Article 6 : Articulation vie professionnelle / vie personnelle
L’articulation entre la vie professionnelle et personnelle reste une préoccupation de l’entreprise tant pour son personnel féminin que pour son personnel masculin. Dans la continuité du précédent accord, l’entreprise souhaite améliorer l’organisation du temps de travail au bénéfice des femmes et des hommes. C’est également dans ce cadre que l’entreprise et les partenaires sociaux ont revu l’accord sur le télétravail par avenant du 1er décembre 2022.
Elle s’engage à poursuivre les actions existantes, à savoir :
Favoriser les modalités flexibles d’organisation du temps de travail, pour toute demande potentielle de souhait d’organisation du temps de travail « à la carte » pour le collaborateur en lien avec son projet personnel ou d’évolution professionnelle. La société s’engage à étudier chaque demande dans les 2 mois suivant sa réception.
Encourager l’accès équilibré des salarié-e-s femmes et hommes aux mesures favorisant la parentalité.
Elle s’engage également à :
Envisager d'autres leviers temporaires dans le cas d'une situation exceptionnelle (exemple longue maladie d'un enfant, etc.).
Veiller au respect de l'accord sur le droit à la déconnexion pour les femmes et les hommes.
Veiller à ce que le télétravail ne vienne pas empiéter sur la vie personnelle et renforcer les inégalités existantes ou n’en crée pas de nouvelles.
La société établira chaque année les indicateurs suivants :
Nombre de demandes d’aménagement acceptées par sexe,
Nombre de salariés en horaire atypique et/ou télétravail par sexe,
Nombre de congés relatifs à la parentalité.
Elle procédera également, et à minima une fois par an, à une communication au sujet de la parentalité et notamment des éventuelles évolutions législatives.

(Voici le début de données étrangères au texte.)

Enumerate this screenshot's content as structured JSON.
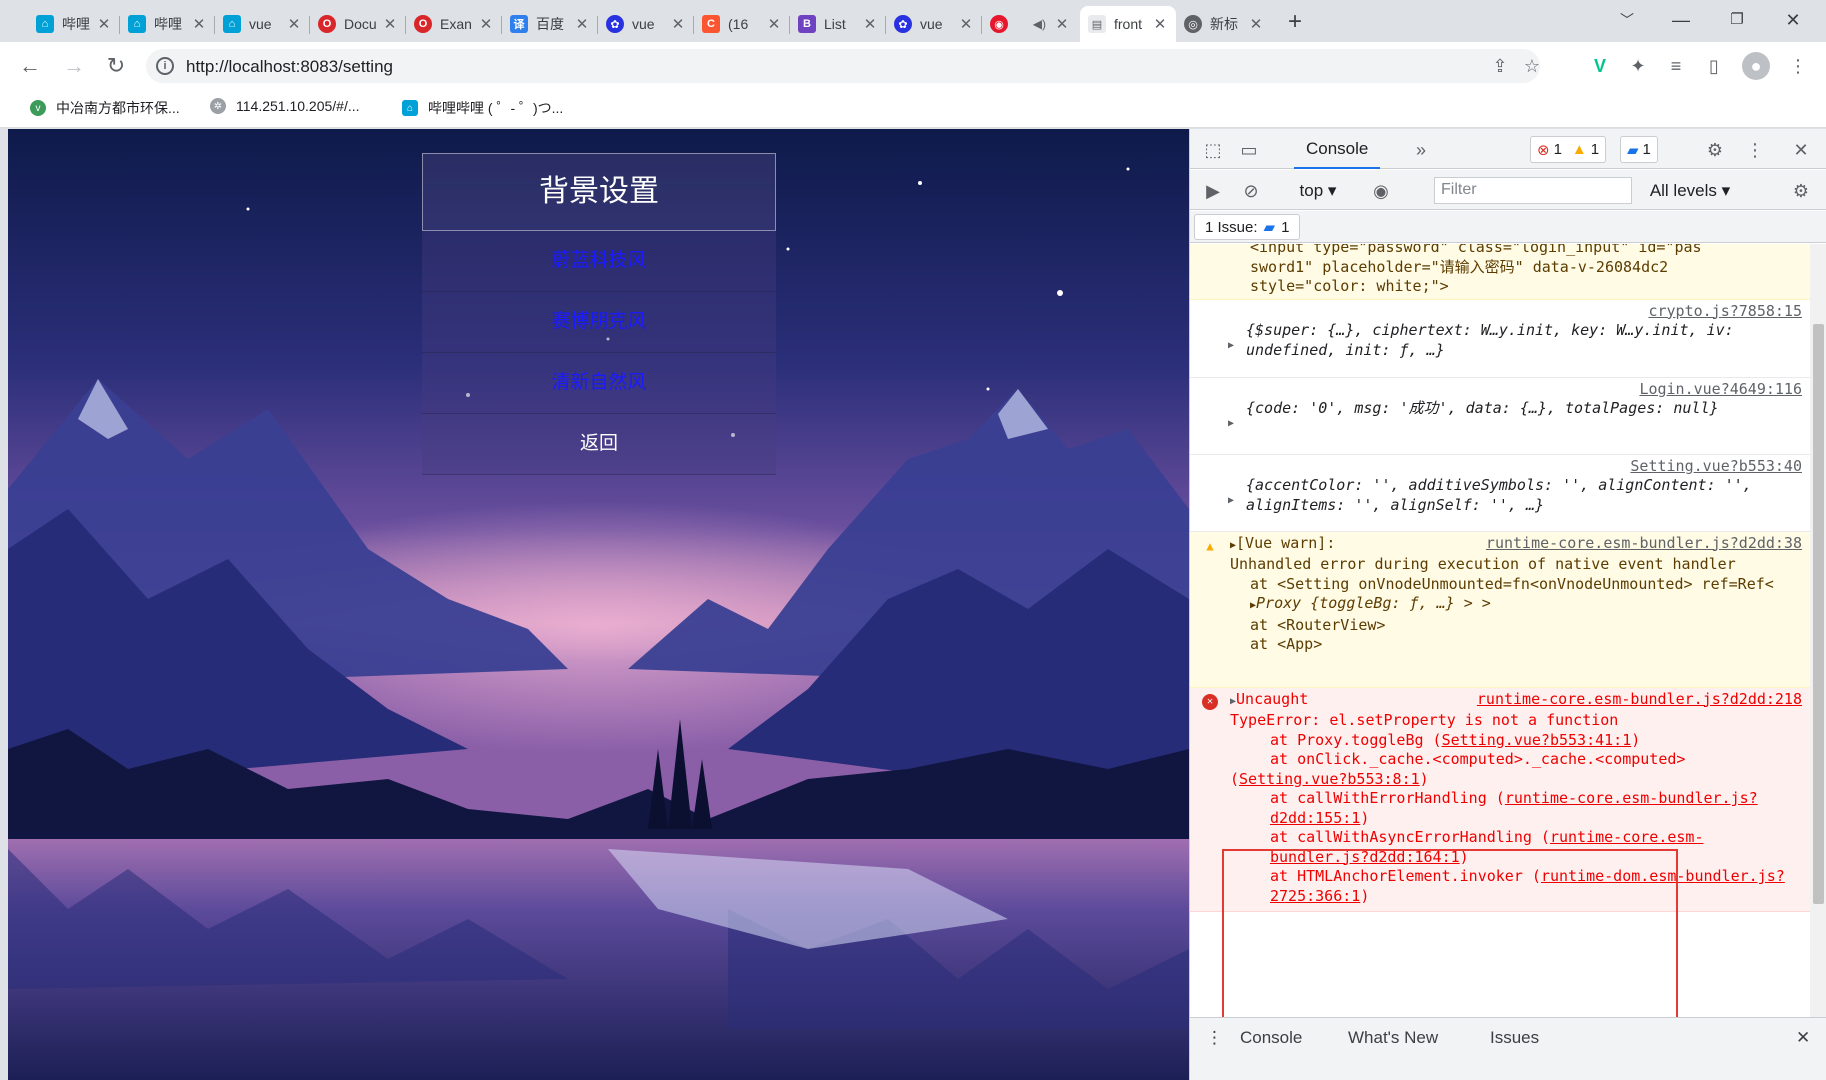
{
  "tabs": [
    {
      "title": "哔哩",
      "icon": "bilibili-icon",
      "color": "#00a1d6"
    },
    {
      "title": "哔哩",
      "icon": "bilibili-icon",
      "color": "#00a1d6"
    },
    {
      "title": "vue",
      "icon": "bilibili-icon",
      "color": "#00a1d6"
    },
    {
      "title": "Docu",
      "icon": "opera-icon",
      "color": "#d9262b"
    },
    {
      "title": "Exan",
      "icon": "opera-icon",
      "color": "#d9262b"
    },
    {
      "title": "百度",
      "icon": "translate-icon",
      "color": "#2f80ed"
    },
    {
      "title": "vue",
      "icon": "baidu-paw-icon",
      "color": "#2932e1"
    },
    {
      "title": "(16",
      "icon": "csdn-icon",
      "color": "#fc5531"
    },
    {
      "title": "List",
      "icon": "bootstrap-icon",
      "color": "#6f42c1"
    },
    {
      "title": "vue",
      "icon": "baidu-paw-icon",
      "color": "#2932e1"
    },
    {
      "title": "",
      "icon": "weibo-icon",
      "color": "#e6162d"
    },
    {
      "title": "front",
      "icon": "page-icon",
      "color": "#5f6368"
    },
    {
      "title": "新标",
      "icon": "chrome-icon",
      "color": "#5f6368"
    }
  ],
  "address": {
    "url": "http://localhost:8083/setting"
  },
  "bookmarks": [
    {
      "label": "中冶南方都市环保...",
      "color": "#3c9b5a"
    },
    {
      "label": "114.251.10.205/#/...",
      "color": "#9aa0a6"
    },
    {
      "label": "哔哩哔哩 ( ゜- ゜)つ...",
      "color": "#00a1d6"
    }
  ],
  "page": {
    "title": "背景设置",
    "options": [
      "蔚蓝科技风",
      "赛博朋克风",
      "清新自然风"
    ],
    "back": "返回"
  },
  "devtools": {
    "tab": "Console",
    "more": "»",
    "errors": "1",
    "warnings": "1",
    "messages": "1",
    "context": "top",
    "filter_placeholder": "Filter",
    "levels": "All levels",
    "issues_label": "1 Issue:",
    "issues_count": "1",
    "drawer_tabs": [
      "Console",
      "What's New",
      "Issues"
    ],
    "log": {
      "elem_line1": "<input type=\"password\" class=\"login_input\" id=\"pas",
      "elem_line2": "sword1\" placeholder=\"请输入密码\" data-v-26084dc2",
      "elem_line3": "style=\"color: white;\">",
      "crypto_src": "crypto.js?7858:15",
      "crypto_obj": "{$super: {…}, ciphertext: W…y.init, key: W…y.init, iv: undefined, init: ƒ, …}",
      "login_src": "Login.vue?4649:116",
      "login_obj": "{code: '0', msg: '成功', data: {…}, totalPages: null}",
      "setting_src": "Setting.vue?b553:40",
      "setting_obj": "{accentColor: '', additiveSymbols: '', alignContent: '', alignItems: '', alignSelf: '', …}",
      "warn_src": "runtime-core.esm-bundler.js?d2dd:38",
      "warn_head": "[Vue warn]:",
      "warn_body": "Unhandled error during execution of native event handler",
      "warn_at1": "at <Setting onVnodeUnmounted=fn<onVnodeUnmounted> ref=Ref<",
      "warn_proxy": "Proxy {toggleBg: ƒ, …} > >",
      "warn_at2": "at <RouterView>",
      "warn_at3": "at <App>",
      "err_src": "runtime-core.esm-bundler.js?d2dd:218",
      "err_head": "Uncaught",
      "err_type": "TypeError: el.setProperty is not a function",
      "err_at1": "at Proxy.toggleBg (",
      "err_at1_link": "Setting.vue?b553:41:1",
      "err_at2": "at onClick._cache.<computed>._cache.<computed>",
      "err_at2_link": "Setting.vue?b553:8:1",
      "err_at3": "at callWithErrorHandling (",
      "err_at3_link": "runtime-core.esm-bundler.js?d2dd:155:1",
      "err_at4": "at callWithAsyncErrorHandling (",
      "err_at4_link": "runtime-core.esm-bundler.js?d2dd:164:1",
      "err_at5": "at HTMLAnchorElement.invoker (",
      "err_at5_link": "runtime-dom.esm-bundler.js?2725:366:1"
    }
  }
}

Article 7 : Condition de travail et de santé
L’entreprise souhaite agir pour l’amélioration des conditions de travail et d’emploi dans les métiers à forte prédominance masculine afin de favoriser la mixité et l’intégration des femmes notamment dans le domaine technique.
Pour ce faire, et en se référant en parallèle au Document unique d’évaluation des risques professionnels (DUERP), l’entreprise veillera à :
Prendre en compte l’impact différencié d’exposition en fonction du sexe, et notamment les risques liés aux situations de grossesse, au harcèlement sexuel et aux agissements sexistes au travail,
Considérer l’impact des nouveaux projets d’organisation (numérisation des outils de travail, réorganisation, évolution des process, etc.) sur le travail des femmes et des hommes.
La société procédera sur les trois années à venir à la mise en place d’une action de sensibilisation, dans un premier temps en direction des responsables de service et des chefs de chantier/d’équipe, en matière de prévention des violences sexistes ou sexuelles mais également dans le but d’apprendre à repérer des situations à risques.
Article 8 : L’information des salariés
Les informations contenues dans cet accord seront portées à la connaissance des salariés par tous moyens habituels et utilisés lors de la signature d’accord.
Article 9 : Durée de l’accord
Le présent accord est conclu pour une durée de 3 ans selon les modalités prévues à l’accord sur le calendrier des négociations obligatoires. Il entre en application à la date de sa signature.
Article 10 : Révision de l’accord
Chaque signataire peut demander la révision du présent accord. La demande de révision doit être adressée par lettre recommandée avec AR ou par lettre remise en main propre contre signature, à tous les signataires et accompagnée d’un projet. La réunion de négociation en vue de la révision se tiendrait dans un délai de trois mois à compter de la demande. Dans l’attente de la signature d’un accord portant révision ou en l’absence de signature d’un tel accord, le présent accord continue à produire effet.
Article 11 : Dénonciation de l’accord
Le présent accord peut être dénoncé dans les conditions légales et règlementaires en vigueur. Le préavis de dénonciation légal de 3 mois s’applique en cas de dénonciation.
Article 12 : Publicité de l’accord
A l’issue de la mise en œuvre de la procédure permettant l’exercice éventuel du droit d’opposition, le présent accord est déposé auprès de la DIRECCTE, sur la plateforme internet de dépôt des accords collectifs d’entreprise ainsi que du greffe du Conseil de Prud’hommes.